Brisbane, 24 June 2009: Clayton Utz Real Estate senior associate Paula Noble has warned Queensland businesses with property interests that they could be significantly impacted by the new Residential Tenancies and Rooming Accommodation Act 2008 (Qld) which comes into effect on 1 July.
Paula said the new Act introduced a raft of changes to existing laws in areas including leaseback arrangements, entering into tenancy agreements, rental increases and a landlord's rights of entry, and warned businesses to ensure they fully understood their obligations.
"Businesses really need to take a close look at the new Act to make sure they are complying with it," she said.
The new Act repeals the existing Residential Tenancies Act 1994 and Rooming Services (Accommodation) Act 2002 and will directly affect a range of parties including property and infrastructure developers, mining companies, banks and real estate agents.
Paula said one of the major changes under the new Act involved leaseback arrangements. "It is common practice in any project development work to invite the previous landowners to leaseback their residential property following the acquisition of a property for a project," she said.
"The repealed Act did not apply to such leaseback arrangements, provided the lease was formed under a term of the contract of sale. While the new Act provides a similar exemption, the lease must be for a period of 28 days or less in order to qualify for the exemption. If the leaseback arrangements exceed 28 days, the buyer/landlord will need to strictly comply with the provisions of the new Act."
Paula said the new Act also lengthened from four weeks to two months the period of notice a mortgagee in possession must give a tenant before taking possession of a residential property.
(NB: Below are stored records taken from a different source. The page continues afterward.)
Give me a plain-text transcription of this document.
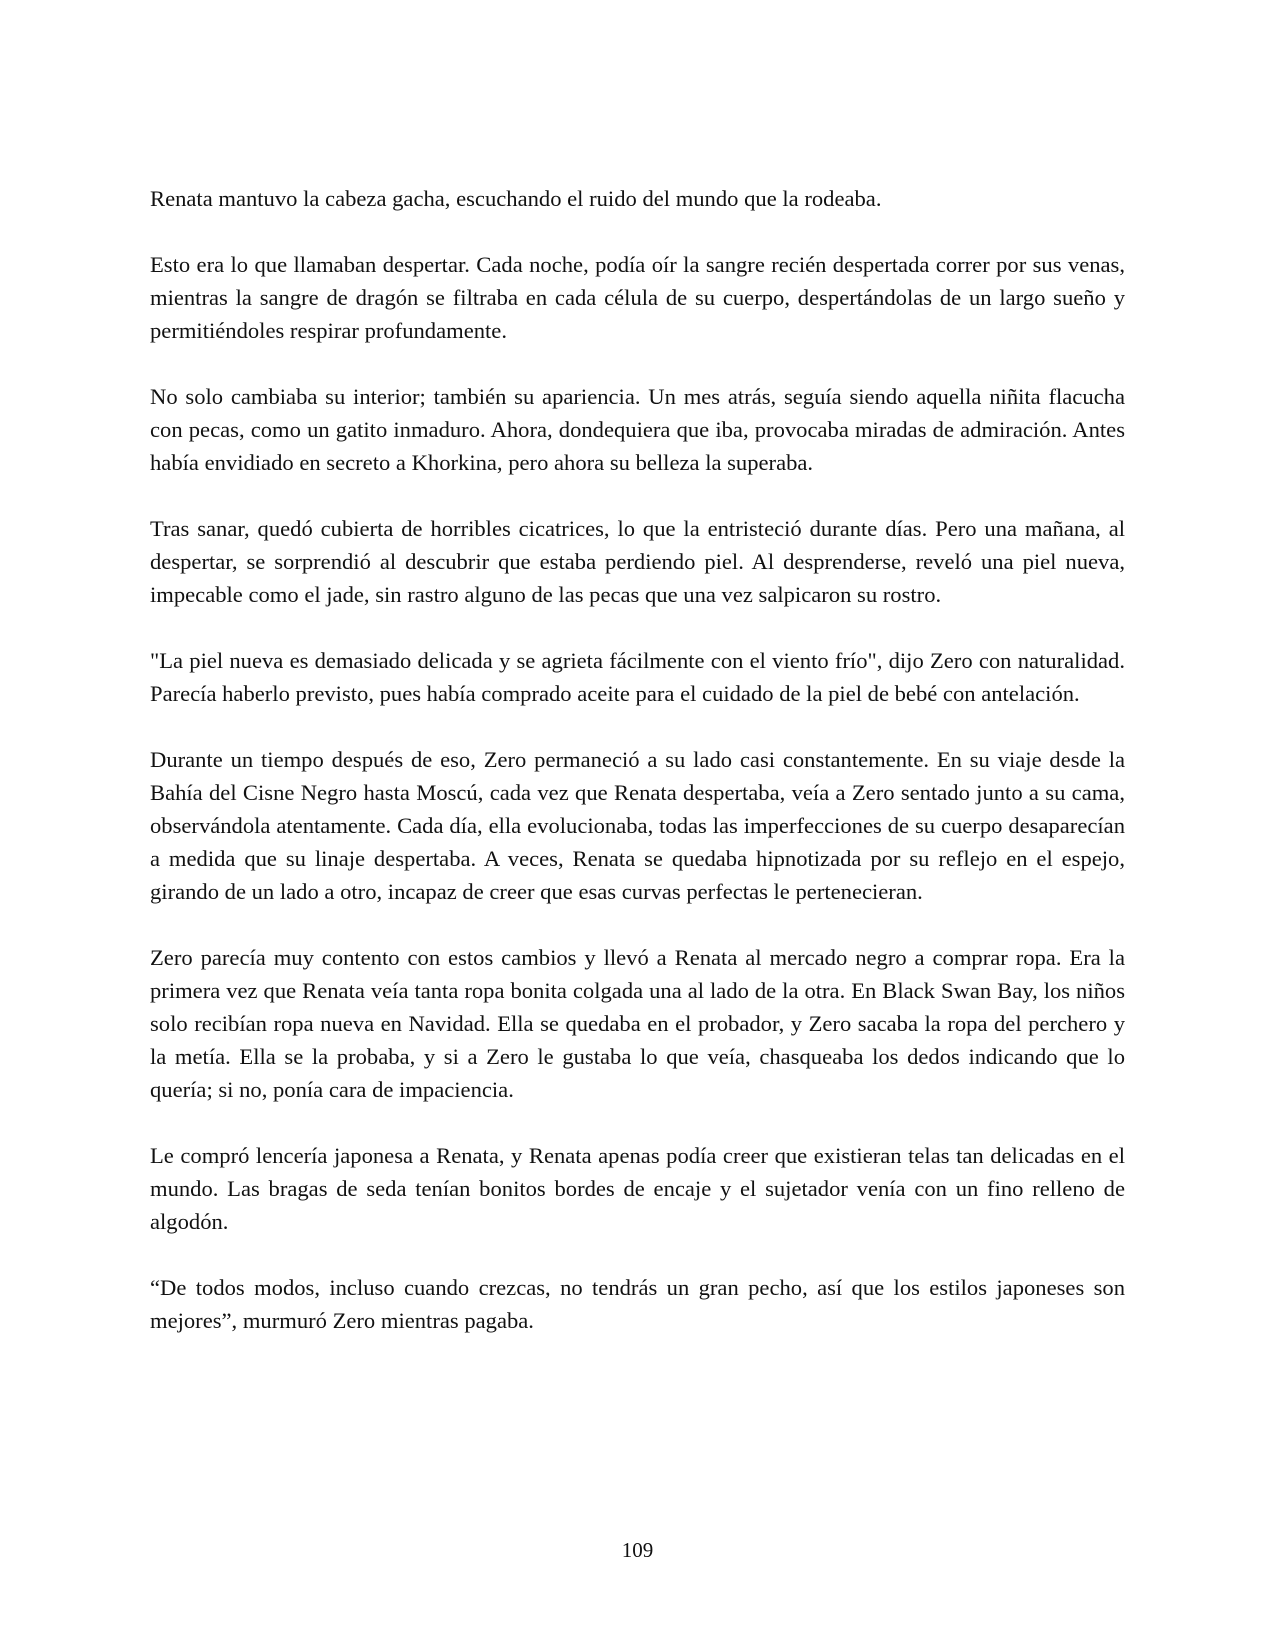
Renata mantuvo la cabeza gacha, escuchando el ruido del mundo que la rodeaba.

Esto era lo que llamaban despertar. Cada noche, podía oír la sangre recién despertada correr por sus venas, mientras la sangre de dragón se filtraba en cada célula de su cuerpo, despertándolas de un largo sueño y permitiéndoles respirar profundamente.

No solo cambiaba su interior; también su apariencia. Un mes atrás, seguía siendo aquella niñita flacucha con pecas, como un gatito inmaduro. Ahora, dondequiera que iba, provocaba miradas de admiración. Antes había envidiado en secreto a Khorkina, pero ahora su belleza la superaba.

Tras sanar, quedó cubierta de horribles cicatrices, lo que la entristeció durante días. Pero una mañana, al despertar, se sorprendió al descubrir que estaba perdiendo piel. Al desprenderse, reveló una piel nueva, impecable como el jade, sin rastro alguno de las pecas que una vez salpicaron su rostro.

"La piel nueva es demasiado delicada y se agrieta fácilmente con el viento frío", dijo Zero con naturalidad. Parecía haberlo previsto, pues había comprado aceite para el cuidado de la piel de bebé con antelación.

Durante un tiempo después de eso, Zero permaneció a su lado casi constantemente. En su viaje desde la Bahía del Cisne Negro hasta Moscú, cada vez que Renata despertaba, veía a Zero sentado junto a su cama, observándola atentamente. Cada día, ella evolucionaba, todas las imperfecciones de su cuerpo desaparecían a medida que su linaje despertaba. A veces, Renata se quedaba hipnotizada por su reflejo en el espejo, girando de un lado a otro, incapaz de creer que esas curvas perfectas le pertenecieran.

Zero parecía muy contento con estos cambios y llevó a Renata al mercado negro a comprar ropa. Era la primera vez que Renata veía tanta ropa bonita colgada una al lado de la otra. En Black Swan Bay, los niños solo recibían ropa nueva en Navidad. Ella se quedaba en el probador, y Zero sacaba la ropa del perchero y la metía. Ella se la probaba, y si a Zero le gustaba lo que veía, chasqueaba los dedos indicando que lo quería; si no, ponía cara de impaciencia.

Le compró lencería japonesa a Renata, y Renata apenas podía creer que existieran telas tan delicadas en el mundo. Las bragas de seda tenían bonitos bordes de encaje y el sujetador venía con un fino relleno de algodón.

“De todos modos, incluso cuando crezcas, no tendrás un gran pecho, así que los estilos japoneses son mejores”, murmuró Zero mientras pagaba.

109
"If a mortgagee provides a tenant with two months' notice to leave, the tenant may vacate at any time and will not be liable for any loss or expense merely because the tenant vacates the premises early," Paula said.
Among other changes, the Act also prohibits the advertising of residential premises for lease unless a fixed rental amount is stated. Tenants are also given the right to dispute any "unreasonable" significant changes upon the renewal of a tenancy agreement.
"If the tenant considers that the significant change is unreasonable, the tenant may apply to a tribunal for an order within 30 days after the tenant enters into the new agreement," Paula said.